A. We don’t really know if diversity matters. If you’re very unhealthy, diversity in the microbiome can be very low as a result of an infection — where one particular bacterium takes over the gut and diversity goes down because you’ve been colonized by an infectious agent. But more might not necessarily be better if you’re within the range of diversity that is common among healthy people. So a diet or treatment of the microbiome may lead to increased diversity, but that does not mean it’s better or healthier for you. Diversity is not synonymous with healthy, but we don't have anything else that is synonymous with healthy either. Eating plenty of fiber and maintaining a varied diet is probably the best we can do for now until we have better science and knowledge about what healthy means.
Q. You cofounded the Global Microbiome Conservancy (GMbC) to identify and preserve gut bacteria from different peoples around the world. Could you tell us more about what you’re doing and why?
A. The microbiome is very homogenous in populations from industrialized nations that have access to antibiotics, processed foods, and modern sanitation. We have an extensive collection of over 7,000 different microbes that you’d find in folks from North America. But when we looked at the microbial species in people living in less developed nations, we discovered we hadn’t even scratched the surface in terms of microbial diversity, especially among people living "traditional," non-industrialized lifestyles. Those populations have a much greater microbial diversity than we see in North Americans, as well as very different organisms that might have totally different effects on host metabolism. This could be really important for health — not only in developing countries but maybe also for ourselves.

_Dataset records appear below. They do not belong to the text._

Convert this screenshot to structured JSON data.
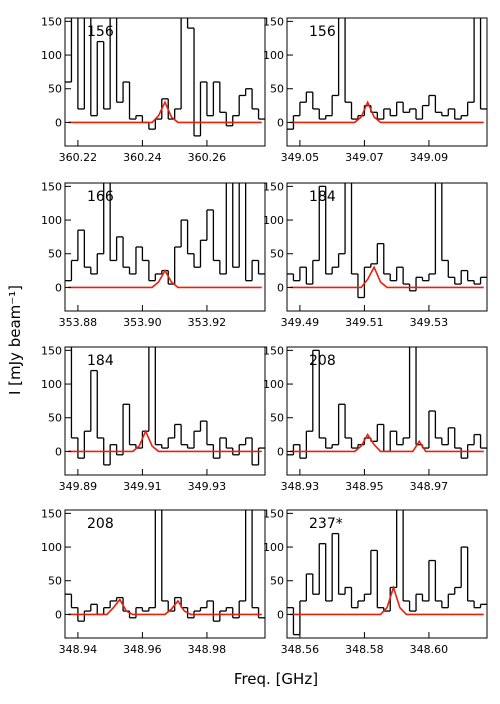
{
  "y_label": "I [mJy beam⁻¹]",
  "x_label": "Freq. [GHz]",
  "chart_data": [
    {
      "type": "line",
      "annotation": "156",
      "drawstyle": "steps-mid",
      "xlim": [
        360.216,
        360.278
      ],
      "xticks": [
        360.22,
        360.24,
        360.26
      ],
      "ylim": [
        -35,
        155
      ],
      "yticks": [
        0,
        50,
        100,
        150
      ],
      "x": [
        360.217,
        360.219,
        360.221,
        360.223,
        360.225,
        360.227,
        360.229,
        360.231,
        360.233,
        360.235,
        360.237,
        360.239,
        360.241,
        360.243,
        360.245,
        360.247,
        360.249,
        360.251,
        360.253,
        360.255,
        360.257,
        360.259,
        360.261,
        360.263,
        360.265,
        360.267,
        360.269,
        360.271,
        360.273,
        360.275,
        360.277
      ],
      "series": [
        {
          "color": "#000000",
          "values": [
            60,
            170,
            20,
            170,
            10,
            120,
            20,
            170,
            30,
            60,
            5,
            10,
            0,
            -10,
            5,
            35,
            5,
            20,
            170,
            140,
            -20,
            60,
            10,
            60,
            15,
            -5,
            10,
            40,
            50,
            20,
            5
          ]
        },
        {
          "color": "#e8200c",
          "values": [
            0,
            0,
            0,
            0,
            0,
            0,
            0,
            0,
            0,
            0,
            0,
            0,
            0,
            0,
            10,
            30,
            8,
            0,
            0,
            0,
            0,
            0,
            0,
            0,
            0,
            0,
            0,
            0,
            0,
            0,
            0
          ]
        }
      ]
    },
    {
      "type": "line",
      "annotation": "156",
      "drawstyle": "steps-mid",
      "xlim": [
        349.046,
        349.108
      ],
      "xticks": [
        349.05,
        349.07,
        349.09
      ],
      "ylim": [
        -35,
        155
      ],
      "yticks": [
        0,
        50,
        100,
        150
      ],
      "x": [
        349.047,
        349.049,
        349.051,
        349.053,
        349.055,
        349.057,
        349.059,
        349.061,
        349.063,
        349.065,
        349.067,
        349.069,
        349.071,
        349.073,
        349.075,
        349.077,
        349.079,
        349.081,
        349.083,
        349.085,
        349.087,
        349.089,
        349.091,
        349.093,
        349.095,
        349.097,
        349.099,
        349.101,
        349.103,
        349.105,
        349.107
      ],
      "series": [
        {
          "color": "#000000",
          "values": [
            -10,
            10,
            30,
            45,
            20,
            5,
            10,
            40,
            170,
            30,
            5,
            10,
            25,
            15,
            5,
            20,
            10,
            30,
            15,
            20,
            5,
            25,
            40,
            15,
            10,
            20,
            5,
            10,
            30,
            170,
            20
          ]
        },
        {
          "color": "#e8200c",
          "values": [
            0,
            0,
            0,
            0,
            0,
            0,
            0,
            0,
            0,
            0,
            0,
            8,
            30,
            8,
            0,
            0,
            0,
            0,
            0,
            0,
            0,
            0,
            0,
            0,
            0,
            0,
            0,
            0,
            0,
            0,
            0
          ]
        }
      ]
    },
    {
      "type": "line",
      "annotation": "166",
      "drawstyle": "steps-mid",
      "xlim": [
        353.876,
        353.938
      ],
      "xticks": [
        353.88,
        {
          "value": 353.9,
          "label": "353.90"
        },
        353.92
      ],
      "ylim": [
        -35,
        155
      ],
      "yticks": [
        0,
        50,
        100,
        150
      ],
      "x": [
        353.877,
        353.879,
        353.881,
        353.883,
        353.885,
        353.887,
        353.889,
        353.891,
        353.893,
        353.895,
        353.897,
        353.899,
        353.901,
        353.903,
        353.905,
        353.907,
        353.909,
        353.911,
        353.913,
        353.915,
        353.917,
        353.919,
        353.921,
        353.923,
        353.925,
        353.927,
        353.929,
        353.931,
        353.933,
        353.935,
        353.937
      ],
      "series": [
        {
          "color": "#000000",
          "values": [
            10,
            40,
            85,
            30,
            20,
            50,
            170,
            40,
            75,
            30,
            20,
            60,
            40,
            10,
            20,
            25,
            5,
            60,
            100,
            50,
            30,
            70,
            115,
            40,
            20,
            170,
            30,
            170,
            10,
            40,
            20
          ]
        },
        {
          "color": "#e8200c",
          "values": [
            0,
            0,
            0,
            0,
            0,
            0,
            0,
            0,
            0,
            0,
            0,
            0,
            0,
            0,
            8,
            25,
            8,
            0,
            0,
            0,
            0,
            0,
            0,
            0,
            0,
            0,
            0,
            0,
            0,
            0,
            0
          ]
        }
      ]
    },
    {
      "type": "line",
      "annotation": "184",
      "drawstyle": "steps-mid",
      "xlim": [
        349.486,
        349.548
      ],
      "xticks": [
        349.49,
        349.51,
        349.53
      ],
      "ylim": [
        -35,
        155
      ],
      "yticks": [
        0,
        50,
        100,
        150
      ],
      "x": [
        349.487,
        349.489,
        349.491,
        349.493,
        349.495,
        349.497,
        349.499,
        349.501,
        349.503,
        349.505,
        349.507,
        349.509,
        349.511,
        349.513,
        349.515,
        349.517,
        349.519,
        349.521,
        349.523,
        349.525,
        349.527,
        349.529,
        349.531,
        349.533,
        349.535,
        349.537,
        349.539,
        349.541,
        349.543,
        349.545,
        349.547
      ],
      "series": [
        {
          "color": "#000000",
          "values": [
            20,
            10,
            30,
            5,
            40,
            150,
            20,
            30,
            50,
            170,
            20,
            -15,
            30,
            35,
            65,
            20,
            10,
            30,
            5,
            -5,
            15,
            10,
            20,
            170,
            40,
            15,
            5,
            25,
            10,
            5,
            15
          ]
        },
        {
          "color": "#e8200c",
          "values": [
            0,
            0,
            0,
            0,
            0,
            0,
            0,
            0,
            0,
            0,
            0,
            0,
            12,
            30,
            8,
            0,
            0,
            0,
            0,
            0,
            0,
            0,
            0,
            0,
            0,
            0,
            0,
            0,
            0,
            0,
            0
          ]
        }
      ]
    },
    {
      "type": "line",
      "annotation": "184",
      "drawstyle": "steps-mid",
      "xlim": [
        349.886,
        349.948
      ],
      "xticks": [
        349.89,
        349.91,
        349.93
      ],
      "ylim": [
        -35,
        155
      ],
      "yticks": [
        0,
        50,
        100,
        150
      ],
      "x": [
        349.887,
        349.889,
        349.891,
        349.893,
        349.895,
        349.897,
        349.899,
        349.901,
        349.903,
        349.905,
        349.907,
        349.909,
        349.911,
        349.913,
        349.915,
        349.917,
        349.919,
        349.921,
        349.923,
        349.925,
        349.927,
        349.929,
        349.931,
        349.933,
        349.935,
        349.937,
        349.939,
        349.941,
        349.943,
        349.945,
        349.947
      ],
      "series": [
        {
          "color": "#000000",
          "values": [
            170,
            20,
            -10,
            30,
            120,
            20,
            -20,
            10,
            -5,
            70,
            10,
            5,
            30,
            170,
            10,
            5,
            20,
            40,
            10,
            5,
            30,
            45,
            10,
            -10,
            20,
            5,
            -5,
            10,
            20,
            -20,
            5
          ]
        },
        {
          "color": "#e8200c",
          "values": [
            0,
            0,
            0,
            0,
            0,
            0,
            0,
            0,
            0,
            0,
            0,
            8,
            30,
            8,
            0,
            0,
            0,
            0,
            0,
            0,
            0,
            0,
            0,
            0,
            0,
            0,
            0,
            0,
            0,
            0,
            0
          ]
        }
      ]
    },
    {
      "type": "line",
      "annotation": "208",
      "drawstyle": "steps-mid",
      "xlim": [
        348.926,
        348.988
      ],
      "xticks": [
        348.93,
        348.95,
        348.97
      ],
      "ylim": [
        -35,
        155
      ],
      "yticks": [
        0,
        50,
        100,
        150
      ],
      "x": [
        348.927,
        348.929,
        348.931,
        348.933,
        348.935,
        348.937,
        348.939,
        348.941,
        348.943,
        348.945,
        348.947,
        348.949,
        348.951,
        348.953,
        348.955,
        348.957,
        348.959,
        348.961,
        348.963,
        348.965,
        348.967,
        348.969,
        348.971,
        348.973,
        348.975,
        348.977,
        348.979,
        348.981,
        348.983,
        348.985,
        348.987
      ],
      "series": [
        {
          "color": "#000000",
          "values": [
            -5,
            10,
            -10,
            30,
            150,
            20,
            5,
            10,
            70,
            20,
            5,
            10,
            20,
            15,
            40,
            0,
            30,
            10,
            20,
            170,
            10,
            5,
            60,
            20,
            10,
            35,
            5,
            -10,
            10,
            25,
            5
          ]
        },
        {
          "color": "#e8200c",
          "values": [
            0,
            0,
            0,
            0,
            0,
            0,
            0,
            0,
            0,
            0,
            0,
            8,
            25,
            10,
            0,
            0,
            0,
            0,
            0,
            0,
            15,
            0,
            0,
            0,
            0,
            0,
            0,
            0,
            0,
            0,
            0
          ]
        }
      ]
    },
    {
      "type": "line",
      "annotation": "208",
      "drawstyle": "steps-mid",
      "xlim": [
        348.936,
        348.998
      ],
      "xticks": [
        348.94,
        348.96,
        348.98
      ],
      "ylim": [
        -35,
        155
      ],
      "yticks": [
        0,
        50,
        100,
        150
      ],
      "x": [
        348.937,
        348.939,
        348.941,
        348.943,
        348.945,
        348.947,
        348.949,
        348.951,
        348.953,
        348.955,
        348.957,
        348.959,
        348.961,
        348.963,
        348.965,
        348.967,
        348.969,
        348.971,
        348.973,
        348.975,
        348.977,
        348.979,
        348.981,
        348.983,
        348.985,
        348.987,
        348.989,
        348.991,
        348.993,
        348.995,
        348.997
      ],
      "series": [
        {
          "color": "#000000",
          "values": [
            30,
            10,
            -10,
            5,
            15,
            0,
            10,
            20,
            25,
            5,
            -5,
            10,
            5,
            10,
            160,
            20,
            5,
            25,
            10,
            -5,
            5,
            10,
            20,
            -10,
            5,
            10,
            -5,
            20,
            165,
            10,
            -5
          ]
        },
        {
          "color": "#e8200c",
          "values": [
            0,
            0,
            0,
            0,
            0,
            0,
            0,
            10,
            22,
            5,
            0,
            0,
            0,
            0,
            0,
            0,
            8,
            20,
            5,
            0,
            0,
            0,
            0,
            0,
            0,
            0,
            0,
            0,
            0,
            0,
            0
          ]
        }
      ]
    },
    {
      "type": "line",
      "annotation": "237*",
      "drawstyle": "steps-mid",
      "xlim": [
        348.556,
        348.618
      ],
      "xticks": [
        348.56,
        348.58,
        {
          "value": 348.6,
          "label": "348.60"
        }
      ],
      "ylim": [
        -35,
        155
      ],
      "yticks": [
        0,
        50,
        100,
        150
      ],
      "x": [
        348.557,
        348.559,
        348.561,
        348.563,
        348.565,
        348.567,
        348.569,
        348.571,
        348.573,
        348.575,
        348.577,
        348.579,
        348.581,
        348.583,
        348.585,
        348.587,
        348.589,
        348.591,
        348.593,
        348.595,
        348.597,
        348.599,
        348.601,
        348.603,
        348.605,
        348.607,
        348.609,
        348.611,
        348.613,
        348.615,
        348.617
      ],
      "series": [
        {
          "color": "#000000",
          "values": [
            10,
            -30,
            20,
            60,
            30,
            105,
            20,
            120,
            30,
            40,
            10,
            20,
            30,
            95,
            10,
            5,
            40,
            170,
            20,
            5,
            30,
            20,
            80,
            20,
            10,
            30,
            40,
            100,
            20,
            10,
            15
          ]
        },
        {
          "color": "#e8200c",
          "values": [
            0,
            0,
            0,
            0,
            0,
            0,
            0,
            0,
            0,
            0,
            0,
            0,
            0,
            0,
            0,
            10,
            40,
            10,
            0,
            0,
            0,
            0,
            0,
            0,
            0,
            0,
            0,
            0,
            0,
            0,
            0
          ]
        }
      ]
    }
  ]
}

GMbC’s biobank now houses about 4,000 strains from non-industrialized communities in seven countries, and we’re actively sampling in many other locations. We’ve built a global network of about 70 scientists, anthropologists, and collaborators working with indigenous and other non-industrialized communities in about 35 countries. We get samples and bring them back to MIT where we isolate the bacteria and preserve it for future generations so this biodiversity is not lost. Right now the 7,000 strains that we derived from urban North American individuals includes only five previously unknown genera — but the 4,000 strains from the non-industrialized parts of Africa and the Arctic where we’ve sampled have already yielded 55 unknown genera.
Q. You’ve also helped people gain access to a procedure that involves transplanting stool from a healthy donor into the colon of a patient. Could you tell us more about the use of fecal transplants?

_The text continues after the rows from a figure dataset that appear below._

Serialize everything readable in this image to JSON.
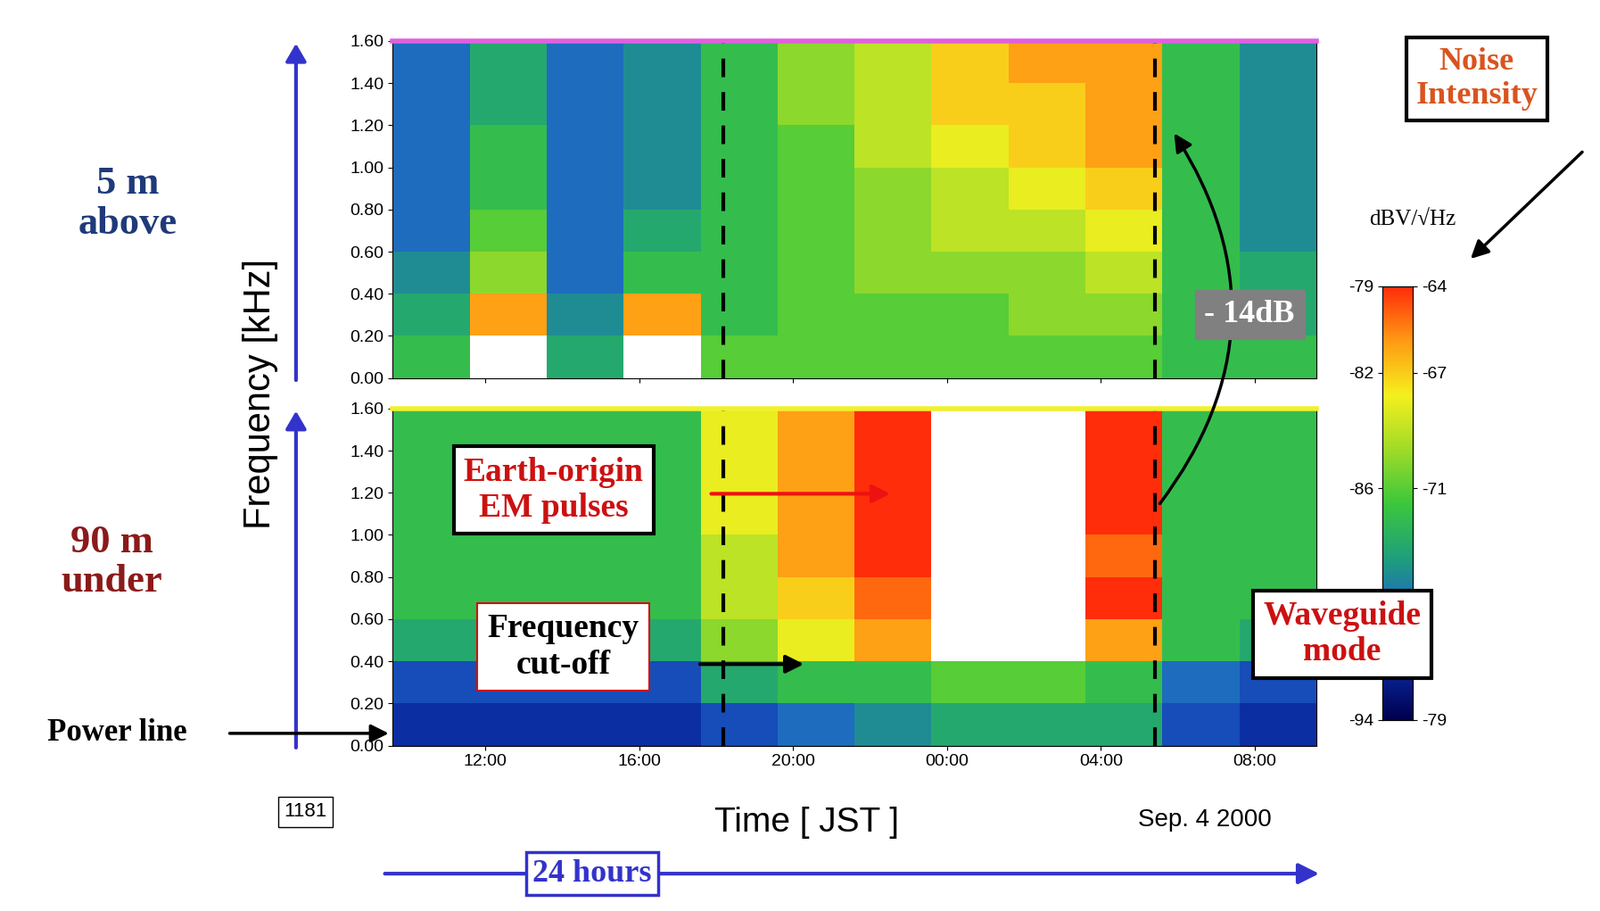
{
  "chart_data": [
    {
      "type": "heatmap",
      "panel_label": "5 m\nabove",
      "tick_labels": "y",
      "time_edges": [
        9.6,
        11.6,
        13.6,
        15.6,
        17.6,
        19.6,
        21.6,
        23.6,
        25.6,
        27.6,
        29.6,
        31.6,
        33.6
      ],
      "freq_edges": [
        0.0,
        0.2,
        0.4,
        0.6,
        0.8,
        1.0,
        1.2,
        1.4,
        1.6
      ],
      "cells": [
        [
          -72,
          -63,
          -73,
          -62,
          -71,
          -71,
          -71,
          -71,
          -71,
          -71,
          -72,
          -72
        ],
        [
          -73,
          -66,
          -74,
          -66,
          -72,
          -71,
          -71,
          -71,
          -70,
          -70,
          -72,
          -73
        ],
        [
          -74,
          -70,
          -75,
          -72,
          -72,
          -71,
          -70,
          -70,
          -70,
          -69,
          -72,
          -73
        ],
        [
          -75,
          -71,
          -75,
          -73,
          -72,
          -71,
          -70,
          -69,
          -69,
          -68,
          -72,
          -74
        ],
        [
          -75,
          -72,
          -75,
          -74,
          -72,
          -71,
          -70,
          -69,
          -68,
          -67,
          -72,
          -74
        ],
        [
          -75,
          -72,
          -75,
          -74,
          -72,
          -71,
          -69,
          -68,
          -67,
          -66,
          -72,
          -74
        ],
        [
          -75,
          -73,
          -75,
          -74,
          -72,
          -70,
          -69,
          -67,
          -67,
          -66,
          -72,
          -74
        ],
        [
          -75,
          -73,
          -75,
          -74,
          -72,
          -70,
          -69,
          -67,
          -66,
          -66,
          -72,
          -74
        ]
      ],
      "xlim": [
        9.6,
        33.6
      ],
      "xticks": [
        {
          "value": 12,
          "label": "12:00"
        },
        {
          "value": 16,
          "label": "16:00"
        },
        {
          "value": 20,
          "label": "20:00"
        },
        {
          "value": 24,
          "label": "00:00"
        },
        {
          "value": 28,
          "label": "04:00"
        },
        {
          "value": 32,
          "label": "08:00"
        }
      ],
      "ylim": [
        0.0,
        1.6
      ],
      "yticks": [
        {
          "value": 0.0,
          "label": "0.00"
        },
        {
          "value": 0.2,
          "label": "0.20"
        },
        {
          "value": 0.4,
          "label": "0.40"
        },
        {
          "value": 0.6,
          "label": "0.60"
        },
        {
          "value": 0.8,
          "label": "0.80"
        },
        {
          "value": 1.0,
          "label": "1.00"
        },
        {
          "value": 1.2,
          "label": "1.20"
        },
        {
          "value": 1.4,
          "label": "1.40"
        },
        {
          "value": 1.6,
          "label": "1.60"
        }
      ],
      "markers_x": [
        18.2,
        29.4
      ]
    },
    {
      "type": "heatmap",
      "panel_label": "90 m\nunder",
      "time_edges": [
        9.6,
        11.6,
        13.6,
        15.6,
        17.6,
        19.6,
        21.6,
        23.6,
        25.6,
        27.6,
        29.6,
        31.6,
        33.6
      ],
      "freq_edges": [
        0.0,
        0.2,
        0.4,
        0.6,
        0.8,
        1.0,
        1.2,
        1.4,
        1.6
      ],
      "cells": [
        [
          -77,
          -77,
          -77,
          -77,
          -76,
          -75,
          -74,
          -73,
          -73,
          -73,
          -76,
          -77
        ],
        [
          -76,
          -76,
          -76,
          -76,
          -73,
          -72,
          -72,
          -71,
          -71,
          -72,
          -75,
          -76
        ],
        [
          -73,
          -73,
          -73,
          -73,
          -70,
          -68,
          -66,
          -63,
          -63,
          -66,
          -72,
          -73
        ],
        [
          -72,
          -72,
          -72,
          -72,
          -69,
          -67,
          -65,
          -62,
          -62,
          -64,
          -72,
          -72
        ],
        [
          -72,
          -72,
          -72,
          -72,
          -69,
          -66,
          -64,
          -62,
          -62,
          -65,
          -72,
          -72
        ],
        [
          -72,
          -72,
          -72,
          -72,
          -68,
          -66,
          -64,
          -62,
          -62,
          -64,
          -72,
          -72
        ],
        [
          -72,
          -72,
          -72,
          -72,
          -68,
          -66,
          -64,
          -62,
          -62,
          -64,
          -72,
          -72
        ],
        [
          -72,
          -72,
          -72,
          -72,
          -68,
          -66,
          -64,
          -62,
          -62,
          -64,
          -72,
          -72
        ]
      ],
      "xlim": [
        9.6,
        33.6
      ],
      "xticks": [
        {
          "value": 12,
          "label": "12:00"
        },
        {
          "value": 16,
          "label": "16:00"
        },
        {
          "value": 20,
          "label": "20:00"
        },
        {
          "value": 24,
          "label": "00:00"
        },
        {
          "value": 28,
          "label": "04:00"
        },
        {
          "value": 32,
          "label": "08:00"
        }
      ],
      "ylim": [
        0.0,
        1.6
      ],
      "yticks": [
        {
          "value": 0.0,
          "label": "0.00"
        },
        {
          "value": 0.2,
          "label": "0.20"
        },
        {
          "value": 0.4,
          "label": "0.40"
        },
        {
          "value": 0.6,
          "label": "0.60"
        },
        {
          "value": 0.8,
          "label": "0.80"
        },
        {
          "value": 1.0,
          "label": "1.00"
        },
        {
          "value": 1.2,
          "label": "1.20"
        },
        {
          "value": 1.4,
          "label": "1.40"
        },
        {
          "value": 1.6,
          "label": "1.60"
        }
      ],
      "markers_x": [
        18.2,
        29.4
      ]
    }
  ],
  "y_label": "Frequency [kHz]",
  "x_label": "Time [ JST ]",
  "date": "Sep. 4 2000",
  "id": "1181",
  "duration": "24 hours",
  "colorbar": {
    "label": "dBV/√Hz",
    "range": [
      -79,
      -64
    ],
    "ticks": [
      -64,
      -67,
      -71,
      -79
    ],
    "range_alt": [
      -94,
      -79
    ],
    "ticks_alt": [
      -79,
      -82,
      -86,
      -94
    ]
  },
  "annotations": {
    "noise": "Noise\nIntensity",
    "pulses": "Earth-origin\nEM pulses",
    "cutoff": "Frequency\ncut-off",
    "power": "Power line",
    "waveguide": "Waveguide\nmode",
    "difference": "- 14dB"
  }
}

A. Clostridium difficile finection is the most common hospital acquired gut infection, and our interest in the disease came after reading a scientific paper that showed fecal transplants work were effective even in cases where standard antibiotic therapy had failed. Patients, however, could not get access to treatment at that time, because doctors didn’t have access to the material for fecal transplants. We knew how to do it in the lab, and in 2013, my graduate student Mark Smith started a non-profit stool bank called OpenBiome, and we treated our first patient later that year. We’ve treated about 40,000 people so far. We’re partnering with over 1,000 hospital networks across the U.S. to make sure everyone has safe access to this medical procedure.
The FDA does not currently allow large-scale treatment for indications other than C. diff. but clinical studies into other applications in various diseases exist. At the Center for Microbiome Informatics and Therapeutics at MIT, for instance, we’re involved in clinical studies that involve fecal transplants for patients with inflammatory bowel disease, or IBD. We look at various strains of bacteria and the immune response and even the metabolites in the blood to see how that changes in response to a fecal transplant. We’re also studying the effects of diet on the microbiome. For example, we know that microbes can metabolize fiber to short chain fatty acids like butyrate, which seems important in IBD. One of the interesting things we’ve found is that depending on the microbiome, different people require different fibers to make butyrate. Some individuals will take inulin and convert it into butyrate but not pectin and vice versa. We are working toward things like personalized fiber supplements for people with IBD.